L’après-midi était bien avancée. Le soleil était revenu et avec lui une chaleur humide qui me faisait suer à grosses gouttes. Il fallait presser le pas pour trouver un lieu propice au camping sauvage.
J'en repérais plusieurs mais, en m’approchant, je les trouvais chaque fois trop près des fermes, trop en vue de la route ou pas assez plats. Enfin, vers la tombée du soir, en enjambant une clôture de barbelés, je découvris une portion de champ qui me parut convenable. Par-dessus les haies, on voyait la mer jusqu’à l’horizon. De gros cargos croisaient au large. Je montai ma tente, disposai tous les accessoires du bivouac et sur un réchaud fis cuire mon dîner.

La nuit tomba et je la contemplai longtemps avant de me coucher pour de bon. En une journée, j’avais tout perdu : mes repères géographiques, la stupide dignité que pouvaient me conférer ma position sociale et mes titres. Quelques mois plus tôt, j’étais servi par un maître d’hôtel aux petits soins qui m’appelait Excellence, et voilà qu’assis par terre, je mâchais des nouilles pas cuites. Cette expérience n’était pas la coquetterie d’un week-end mais bien un nouvel état, qui allait durer.

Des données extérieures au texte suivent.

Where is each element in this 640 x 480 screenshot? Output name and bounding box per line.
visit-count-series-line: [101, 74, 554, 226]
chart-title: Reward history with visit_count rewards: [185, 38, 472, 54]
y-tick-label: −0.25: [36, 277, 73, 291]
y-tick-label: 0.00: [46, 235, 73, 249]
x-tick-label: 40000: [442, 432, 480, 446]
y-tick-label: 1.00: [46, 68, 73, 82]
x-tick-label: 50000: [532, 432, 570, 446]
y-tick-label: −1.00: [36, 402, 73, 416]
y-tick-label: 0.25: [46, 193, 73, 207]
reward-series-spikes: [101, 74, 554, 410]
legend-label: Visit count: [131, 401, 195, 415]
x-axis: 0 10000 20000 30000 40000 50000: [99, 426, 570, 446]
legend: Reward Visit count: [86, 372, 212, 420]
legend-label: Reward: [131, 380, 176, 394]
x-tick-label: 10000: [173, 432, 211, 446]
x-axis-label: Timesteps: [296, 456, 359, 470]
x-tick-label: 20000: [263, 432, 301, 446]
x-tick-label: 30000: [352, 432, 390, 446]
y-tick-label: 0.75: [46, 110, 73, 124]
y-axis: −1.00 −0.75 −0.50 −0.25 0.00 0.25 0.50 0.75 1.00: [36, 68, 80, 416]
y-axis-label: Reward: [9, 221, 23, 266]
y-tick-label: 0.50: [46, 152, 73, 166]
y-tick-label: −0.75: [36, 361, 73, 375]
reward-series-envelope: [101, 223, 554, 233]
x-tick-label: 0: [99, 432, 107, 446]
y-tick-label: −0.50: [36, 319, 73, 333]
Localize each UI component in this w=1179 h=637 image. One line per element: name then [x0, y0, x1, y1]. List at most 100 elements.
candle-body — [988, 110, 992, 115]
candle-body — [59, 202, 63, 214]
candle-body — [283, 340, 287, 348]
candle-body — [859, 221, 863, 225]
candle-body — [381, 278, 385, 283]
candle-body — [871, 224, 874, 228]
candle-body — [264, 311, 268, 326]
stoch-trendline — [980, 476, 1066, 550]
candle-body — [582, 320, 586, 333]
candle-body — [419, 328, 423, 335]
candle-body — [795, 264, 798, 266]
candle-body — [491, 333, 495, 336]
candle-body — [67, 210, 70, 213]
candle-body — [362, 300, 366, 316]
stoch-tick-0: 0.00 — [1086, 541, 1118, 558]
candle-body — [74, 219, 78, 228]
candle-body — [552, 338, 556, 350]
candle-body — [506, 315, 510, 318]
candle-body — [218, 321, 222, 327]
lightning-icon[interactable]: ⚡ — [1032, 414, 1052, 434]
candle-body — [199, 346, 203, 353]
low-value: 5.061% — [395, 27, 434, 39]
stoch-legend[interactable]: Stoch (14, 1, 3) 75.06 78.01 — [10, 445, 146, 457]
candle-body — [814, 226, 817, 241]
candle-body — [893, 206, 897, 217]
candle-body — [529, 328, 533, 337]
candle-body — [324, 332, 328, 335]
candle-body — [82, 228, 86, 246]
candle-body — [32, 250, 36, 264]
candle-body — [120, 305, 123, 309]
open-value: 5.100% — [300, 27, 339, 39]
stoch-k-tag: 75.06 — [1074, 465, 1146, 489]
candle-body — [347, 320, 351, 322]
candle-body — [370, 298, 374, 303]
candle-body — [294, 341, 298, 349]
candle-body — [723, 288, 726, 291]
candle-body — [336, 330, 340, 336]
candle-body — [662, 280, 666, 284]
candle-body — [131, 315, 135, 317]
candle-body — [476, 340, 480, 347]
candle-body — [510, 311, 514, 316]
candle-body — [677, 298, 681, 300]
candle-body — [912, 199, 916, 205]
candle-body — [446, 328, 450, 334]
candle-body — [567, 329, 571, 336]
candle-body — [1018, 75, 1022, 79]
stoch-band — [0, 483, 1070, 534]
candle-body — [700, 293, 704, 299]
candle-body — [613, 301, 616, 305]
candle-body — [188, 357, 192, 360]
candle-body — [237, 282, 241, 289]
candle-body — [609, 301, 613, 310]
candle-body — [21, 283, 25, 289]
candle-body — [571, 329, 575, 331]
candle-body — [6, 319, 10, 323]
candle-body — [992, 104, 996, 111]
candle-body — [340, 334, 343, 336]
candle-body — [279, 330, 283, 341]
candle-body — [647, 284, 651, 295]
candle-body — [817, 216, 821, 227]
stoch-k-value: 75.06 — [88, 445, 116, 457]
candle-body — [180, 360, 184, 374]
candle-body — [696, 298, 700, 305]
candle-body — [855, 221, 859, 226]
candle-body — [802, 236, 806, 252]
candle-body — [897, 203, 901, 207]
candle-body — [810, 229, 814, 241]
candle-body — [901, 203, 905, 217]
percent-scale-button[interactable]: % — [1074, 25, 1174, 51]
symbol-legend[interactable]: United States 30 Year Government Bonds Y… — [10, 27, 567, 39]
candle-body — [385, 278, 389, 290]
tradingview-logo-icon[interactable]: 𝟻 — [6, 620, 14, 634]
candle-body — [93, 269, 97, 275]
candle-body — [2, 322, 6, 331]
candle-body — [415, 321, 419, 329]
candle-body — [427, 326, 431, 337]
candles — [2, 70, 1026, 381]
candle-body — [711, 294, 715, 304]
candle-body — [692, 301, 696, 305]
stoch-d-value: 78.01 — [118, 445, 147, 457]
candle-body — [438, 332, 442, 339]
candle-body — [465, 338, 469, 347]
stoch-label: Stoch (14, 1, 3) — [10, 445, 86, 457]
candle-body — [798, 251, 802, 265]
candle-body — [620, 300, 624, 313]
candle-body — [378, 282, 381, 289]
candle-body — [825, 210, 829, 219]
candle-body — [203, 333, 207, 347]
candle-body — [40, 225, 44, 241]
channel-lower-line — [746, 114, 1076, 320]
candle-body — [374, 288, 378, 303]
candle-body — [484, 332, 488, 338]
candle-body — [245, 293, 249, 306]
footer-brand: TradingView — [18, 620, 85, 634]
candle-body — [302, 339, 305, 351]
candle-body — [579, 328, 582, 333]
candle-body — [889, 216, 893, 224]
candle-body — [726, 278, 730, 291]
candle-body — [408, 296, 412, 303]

En même temps que j’en mesurais l’inconfort et que je pressentais les souffrances qu’il me ferait endurer, j’éprouvais le bonheur de ce dépouillement. Je comprenais combien il était utile de tout perdre, pour retrouver l’essentiel. Ce premier soir, je mesurais la folie de l’entreprise autant que sa nécessité et je me dis que, tout compte fait, j’avais bien fait de me mettre en route. »
Extrait.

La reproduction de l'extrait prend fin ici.